Even though writing cover letters can be a hassle, there is a bright side. Cover letters give you an extra opportunity to market yourself. And writing a good cover letter can set you apart from the competition. Here are some tips for writing cover letters in today’s competitive environment:
1. Customize the cover letter for each application
Writing a cover letter is not a “one size fits all” process. You should not use the same cover letter for every application. You will want to tailor your letter depending on what each specific job posting is looking for. This shows the hiring manager that you truly studied the job posting and can explain why you are the best candidate for the job.
2. Use keywords
Just like in resume-writing, it’s important to optimize your cover letter with keywords related to the job posting. The cover letters may or may not be scanned by the applicant tracker systems, and if they are, the right keywords could help get your application noticed. Learn more about optimizing both your resume and your cover letter for applicant tracking systems here.
3. Don't rehash your resume
A cover letter serves a different purpose from your resume, so you should not simply re-list the information in your resume. While your resume lists your relevant education and experience, your cover letter should summarize your strengths and explain how you will benefit the employer. To do this, choose just two or three experiences from your resume, and summarize how they demonstrate the strengths you’re going to bring to the job.
4. Keep it short and simple
Cover letters should be no longer than one page. As a rule of thumb, aim for 3 to 4 paragraphs with 1 to 3 sentences per paragraph:
Paragraph 1: Introduce yourself and why you are applying for the job
Paragraph 2: Give an example of your education or work experience that demonstrates your strengths and makes you qualified for the job
Paragraph 3: Review your most impressive qualities and strengths
Paragraph 4: Thank you and conclusion
5. Link your cover letter to you LinkedIn account
LinkedIn can be a great supplement to your job application. If you have a strong LinkedIn profile and a fair number of connections, you should include your LinkedIn URL in the “contact” section of your resume and cover letter. If you haven’t created a profile yet, what are you waiting for?

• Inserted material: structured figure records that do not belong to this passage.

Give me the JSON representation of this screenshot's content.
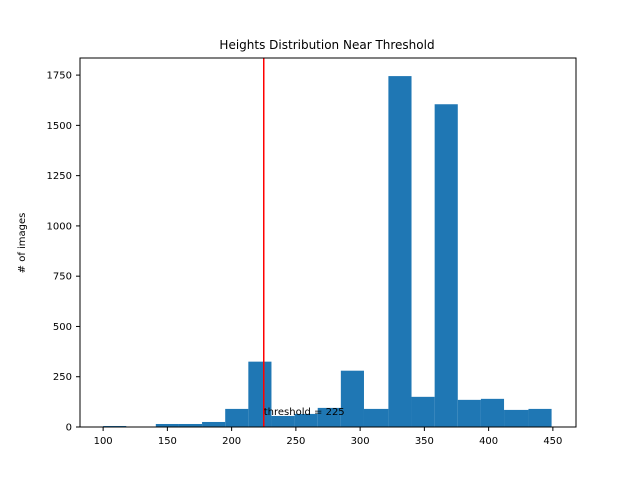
{
  "chart_data": {
    "type": "bar",
    "title": "Heights Distribution Near Threshold",
    "xlabel": "",
    "ylabel": "# of images",
    "xlim": [
      82,
      468
    ],
    "ylim": [
      0,
      1835
    ],
    "xticks": [
      100,
      150,
      200,
      250,
      300,
      350,
      400,
      450
    ],
    "yticks": [
      0,
      250,
      500,
      750,
      1000,
      1250,
      1500,
      1750
    ],
    "bins": [
      {
        "start": 100,
        "end": 118,
        "value": 5
      },
      {
        "start": 118,
        "end": 141,
        "value": 0
      },
      {
        "start": 141,
        "end": 159,
        "value": 15
      },
      {
        "start": 159,
        "end": 177,
        "value": 15
      },
      {
        "start": 177,
        "end": 195,
        "value": 25
      },
      {
        "start": 195,
        "end": 213,
        "value": 90
      },
      {
        "start": 213,
        "end": 231,
        "value": 325
      },
      {
        "start": 231,
        "end": 249,
        "value": 55
      },
      {
        "start": 249,
        "end": 267,
        "value": 65
      },
      {
        "start": 267,
        "end": 285,
        "value": 95
      },
      {
        "start": 285,
        "end": 303,
        "value": 280
      },
      {
        "start": 303,
        "end": 322,
        "value": 90
      },
      {
        "start": 322,
        "end": 340,
        "value": 1745
      },
      {
        "start": 340,
        "end": 358,
        "value": 150
      },
      {
        "start": 358,
        "end": 376,
        "value": 1605
      },
      {
        "start": 376,
        "end": 394,
        "value": 135
      },
      {
        "start": 394,
        "end": 412,
        "value": 140
      },
      {
        "start": 412,
        "end": 431,
        "value": 85
      },
      {
        "start": 431,
        "end": 449,
        "value": 90
      }
    ],
    "threshold": {
      "value": 225,
      "label": "threshold = 225"
    },
    "grid": false,
    "colors": {
      "bar": "#1f77b4",
      "threshold": "#ff0000",
      "axis": "#000000"
    }
  }
}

Learn about creating a LinkedIn profile here.
6. Review and proofread
Whenever you try to edit something that you wrote, it’s hard to the mistakes. It’s always best to have a fresh set of eyes look at your cover letter and resume. Try making an appointment with your Career Services department. One of the representatives can help review your job application and give you some pointers. If you don’t have a career services advisor, then ask a trusted friend or family member to read through your cover letter for you.
With these tips in mind, we hope you can improve your process of writing cover letters. With a little persistence, you will find that it gets easier every time. Good luck with your job search!